During all that time, the Department of Insurance has provided little or no evidence that Medi-Share is misrepresenting itself to its participants. We know of no complaints against Medi-Share by consumers enrolled in it.

Wingate’s ruling comes a year after the Kentucky Supreme Court ruled Medi-Share is subject to the same regulations as secular health care plans. Medi-Share contends its participants are involved in a charitable endeavor to help cover medical bills of fellow Christians and potentially have their own expenses covered should the need arise. It sees itself as being closer to a co-op than an insurance company.

Wingate ordered Medi-Share, which is operated by Christian Care Ministry of Melbourne, Fla., “to cease all operations in Kentucky unless and until it receives a certificate of authority or other applicable license from the Department of Insurance.”

“Until that time, Medi-Share’s website must clearly state that it does not operate in Kentucky,” Wingate said in the 14-page ruling. “If the commissioner of the Department of Insurance discovers proof that Medi-Share continues to operate, the commissioner is directed to move this court for an order requiring the secretary of state to place Christian Care Ministry in bad standing.”
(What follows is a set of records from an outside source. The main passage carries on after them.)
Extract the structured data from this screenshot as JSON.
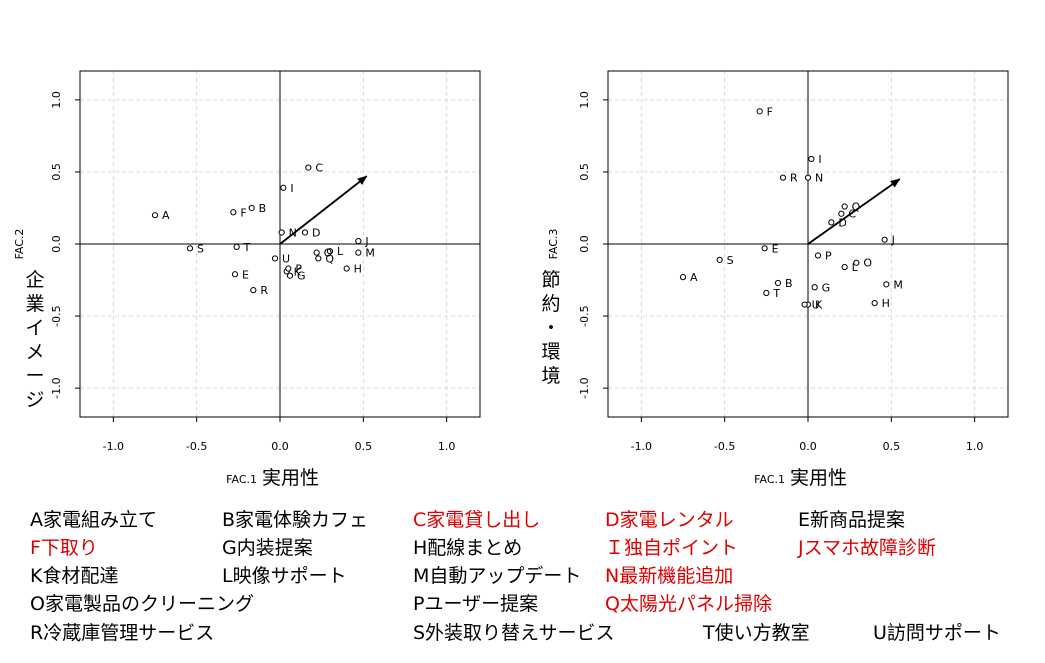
{
  "chart_data": [
    {
      "type": "scatter",
      "xlabel_code": "FAC.1",
      "xlabel": "実用性",
      "ylabel_code": "FAC.2",
      "ylabel": "企業イメージ",
      "xlim": [
        -1.2,
        1.2
      ],
      "ylim": [
        -1.2,
        1.2
      ],
      "xticks": [
        "-1.0",
        "-0.5",
        "0.0",
        "0.5",
        "1.0"
      ],
      "yticks": [
        "-1.0",
        "-0.5",
        "0.0",
        "0.5",
        "1.0"
      ],
      "grid": true,
      "arrow": {
        "x": 0.52,
        "y": 0.47
      },
      "points": [
        {
          "label": "A",
          "x": -0.75,
          "y": 0.2
        },
        {
          "label": "B",
          "x": -0.17,
          "y": 0.25
        },
        {
          "label": "C",
          "x": 0.17,
          "y": 0.53
        },
        {
          "label": "D",
          "x": 0.15,
          "y": 0.08
        },
        {
          "label": "E",
          "x": -0.27,
          "y": -0.21
        },
        {
          "label": "F",
          "x": -0.28,
          "y": 0.22
        },
        {
          "label": "G",
          "x": 0.06,
          "y": -0.22
        },
        {
          "label": "H",
          "x": 0.4,
          "y": -0.17
        },
        {
          "label": "I",
          "x": 0.02,
          "y": 0.39
        },
        {
          "label": "J",
          "x": 0.47,
          "y": 0.02
        },
        {
          "label": "K",
          "x": 0.04,
          "y": -0.19
        },
        {
          "label": "L",
          "x": 0.3,
          "y": -0.05
        },
        {
          "label": "M",
          "x": 0.47,
          "y": -0.06
        },
        {
          "label": "N",
          "x": 0.01,
          "y": 0.08
        },
        {
          "label": "O",
          "x": 0.22,
          "y": -0.06
        },
        {
          "label": "P",
          "x": 0.05,
          "y": -0.17
        },
        {
          "label": "Q",
          "x": 0.23,
          "y": -0.1
        },
        {
          "label": "R",
          "x": -0.16,
          "y": -0.32
        },
        {
          "label": "S",
          "x": -0.54,
          "y": -0.03
        },
        {
          "label": "T",
          "x": -0.26,
          "y": -0.02
        },
        {
          "label": "U",
          "x": -0.03,
          "y": -0.1
        }
      ]
    },
    {
      "type": "scatter",
      "xlabel_code": "FAC.1",
      "xlabel": "実用性",
      "ylabel_code": "FAC.3",
      "ylabel": "節約・環境",
      "xlim": [
        -1.2,
        1.2
      ],
      "ylim": [
        -1.2,
        1.2
      ],
      "xticks": [
        "-1.0",
        "-0.5",
        "0.0",
        "0.5",
        "1.0"
      ],
      "yticks": [
        "-1.0",
        "-0.5",
        "0.0",
        "0.5",
        "1.0"
      ],
      "grid": true,
      "arrow": {
        "x": 0.55,
        "y": 0.45
      },
      "points": [
        {
          "label": "A",
          "x": -0.75,
          "y": -0.23
        },
        {
          "label": "B",
          "x": -0.18,
          "y": -0.27
        },
        {
          "label": "C",
          "x": 0.2,
          "y": 0.21
        },
        {
          "label": "D",
          "x": 0.14,
          "y": 0.15
        },
        {
          "label": "E",
          "x": -0.26,
          "y": -0.03
        },
        {
          "label": "F",
          "x": -0.29,
          "y": 0.92
        },
        {
          "label": "G",
          "x": 0.04,
          "y": -0.3
        },
        {
          "label": "H",
          "x": 0.4,
          "y": -0.41
        },
        {
          "label": "I",
          "x": 0.02,
          "y": 0.59
        },
        {
          "label": "J",
          "x": 0.46,
          "y": 0.03
        },
        {
          "label": "K",
          "x": 0.0,
          "y": -0.42
        },
        {
          "label": "L",
          "x": 0.22,
          "y": -0.16
        },
        {
          "label": "M",
          "x": 0.47,
          "y": -0.28
        },
        {
          "label": "N",
          "x": 0.0,
          "y": 0.46
        },
        {
          "label": "O",
          "x": 0.29,
          "y": -0.13
        },
        {
          "label": "P",
          "x": 0.06,
          "y": -0.08
        },
        {
          "label": "Q",
          "x": 0.22,
          "y": 0.26
        },
        {
          "label": "R",
          "x": -0.15,
          "y": 0.46
        },
        {
          "label": "S",
          "x": -0.53,
          "y": -0.11
        },
        {
          "label": "T",
          "x": -0.25,
          "y": -0.34
        },
        {
          "label": "U",
          "x": -0.02,
          "y": -0.42
        }
      ]
    }
  ],
  "legend": {
    "highlight_color": "#e00000",
    "items": [
      {
        "text": "A家電組み立て",
        "red": false
      },
      {
        "text": "B家電体験カフェ",
        "red": false
      },
      {
        "text": "C家電貸し出し",
        "red": true
      },
      {
        "text": "D家電レンタル",
        "red": true
      },
      {
        "text": "E新商品提案",
        "red": false
      },
      {
        "text": "F下取り",
        "red": true
      },
      {
        "text": "G内装提案",
        "red": false
      },
      {
        "text": "H配線まとめ",
        "red": false
      },
      {
        "text": "Ｉ独自ポイント",
        "red": true
      },
      {
        "text": "Jスマホ故障診断",
        "red": true
      },
      {
        "text": "K食材配達",
        "red": false
      },
      {
        "text": "L映像サポート",
        "red": false
      },
      {
        "text": "M自動アップデート",
        "red": false
      },
      {
        "text": "N最新機能追加",
        "red": true
      },
      {
        "text": "O家電製品のクリーニング",
        "red": false
      },
      {
        "text": "Pユーザー提案",
        "red": false
      },
      {
        "text": "Q太陽光パネル掃除",
        "red": true
      },
      {
        "text": "R冷蔵庫管理サービス",
        "red": false
      },
      {
        "text": "S外装取り替えサービス",
        "red": false
      },
      {
        "text": "T使い方教室",
        "red": false
      },
      {
        "text": "U訪問サポート",
        "red": false
      }
    ]
  }
}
Medi-Share does not operate just in Kentucky. The Christian health care ministry claims it serves nearly 40,000 in 49 states, including 800 in Kentucky. Medi-Share President Tony Meggs testified in August the group has helped arrange for Christians across the country to pay some $25 million in medical bills for Kentucky participants during the past 10 years.
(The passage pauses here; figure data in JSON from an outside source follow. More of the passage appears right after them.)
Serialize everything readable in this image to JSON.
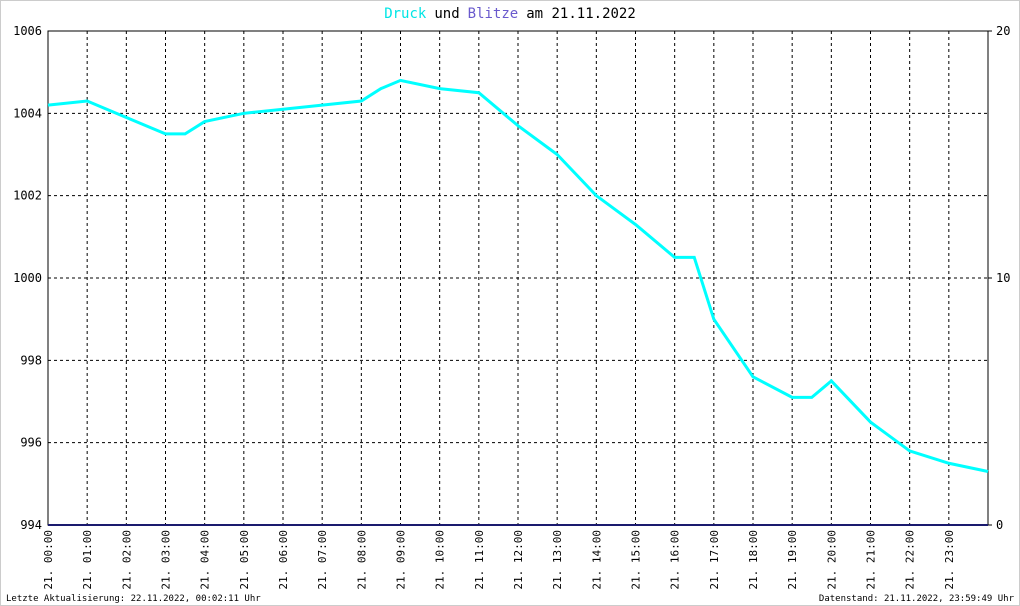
{
  "chart_data": {
    "type": "line",
    "title_parts": [
      {
        "text": "Druck",
        "color": "#00e5e5"
      },
      {
        "text": "und",
        "color": "#000000"
      },
      {
        "text": "Blitze",
        "color": "#6a5acd"
      },
      {
        "text": "am 21.11.2022",
        "color": "#000000"
      }
    ],
    "x": [
      0,
      1,
      2,
      3,
      3.5,
      4,
      5,
      6,
      7,
      8,
      8.5,
      9,
      10,
      11,
      12,
      13,
      14,
      15,
      16,
      16.5,
      17,
      18,
      19,
      19.5,
      20,
      21,
      22,
      23,
      24
    ],
    "series": [
      {
        "name": "Druck",
        "color": "#00ffff",
        "values": [
          1004.2,
          1004.3,
          1003.9,
          1003.5,
          1003.5,
          1003.8,
          1004.0,
          1004.1,
          1004.2,
          1004.3,
          1004.6,
          1004.8,
          1004.6,
          1004.5,
          1003.7,
          1003.0,
          1002.0,
          1001.3,
          1000.5,
          1000.5,
          999.0,
          997.6,
          997.1,
          997.1,
          997.5,
          996.5,
          995.8,
          995.5,
          995.3
        ]
      },
      {
        "name": "Blitze",
        "color": "#1a1a6e",
        "axis": "y2",
        "values": [
          0,
          0,
          0,
          0,
          0,
          0,
          0,
          0,
          0,
          0,
          0,
          0,
          0,
          0,
          0,
          0,
          0,
          0,
          0,
          0,
          0,
          0,
          0,
          0,
          0,
          0,
          0,
          0,
          0
        ]
      }
    ],
    "xlim": [
      0,
      24
    ],
    "xticks": [
      {
        "value": 0,
        "label": "21. 00:00"
      },
      {
        "value": 1,
        "label": "21. 01:00"
      },
      {
        "value": 2,
        "label": "21. 02:00"
      },
      {
        "value": 3,
        "label": "21. 03:00"
      },
      {
        "value": 4,
        "label": "21. 04:00"
      },
      {
        "value": 5,
        "label": "21. 05:00"
      },
      {
        "value": 6,
        "label": "21. 06:00"
      },
      {
        "value": 7,
        "label": "21. 07:00"
      },
      {
        "value": 8,
        "label": "21. 08:00"
      },
      {
        "value": 9,
        "label": "21. 09:00"
      },
      {
        "value": 10,
        "label": "21. 10:00"
      },
      {
        "value": 11,
        "label": "21. 11:00"
      },
      {
        "value": 12,
        "label": "21. 12:00"
      },
      {
        "value": 13,
        "label": "21. 13:00"
      },
      {
        "value": 14,
        "label": "21. 14:00"
      },
      {
        "value": 15,
        "label": "21. 15:00"
      },
      {
        "value": 16,
        "label": "21. 16:00"
      },
      {
        "value": 17,
        "label": "21. 17:00"
      },
      {
        "value": 18,
        "label": "21. 18:00"
      },
      {
        "value": 19,
        "label": "21. 19:00"
      },
      {
        "value": 20,
        "label": "21. 20:00"
      },
      {
        "value": 21,
        "label": "21. 21:00"
      },
      {
        "value": 22,
        "label": "21. 22:00"
      },
      {
        "value": 23,
        "label": "21. 23:00"
      }
    ],
    "ylim": [
      994,
      1006
    ],
    "yticks": [
      994,
      996,
      998,
      1000,
      1002,
      1004,
      1006
    ],
    "y2lim": [
      0,
      20
    ],
    "y2ticks": [
      0,
      10,
      20
    ],
    "grid": true,
    "footer_left": "Letzte Aktualisierung: 22.11.2022, 00:02:11 Uhr",
    "footer_right": "Datenstand: 21.11.2022, 23:59:49 Uhr"
  }
}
Meggs said the ministry has revamped its plan in an effort to alleviate Kentucky’s regulatory concerns by no longer collecting contributions from participants into a central account. Wingate refused to hold Medi-Share in contempt of court for continuing to operate, saying he found no proof the organization acted in willful disobedience by continuing to operate after the Supreme Court ruling.

The Department of Insurance may have the best of intentions in attempting to regulate Medi-Share, but to Kentuckians enrolled in Medi-Share, state regulators are meddling and offering help the consumers don’t want.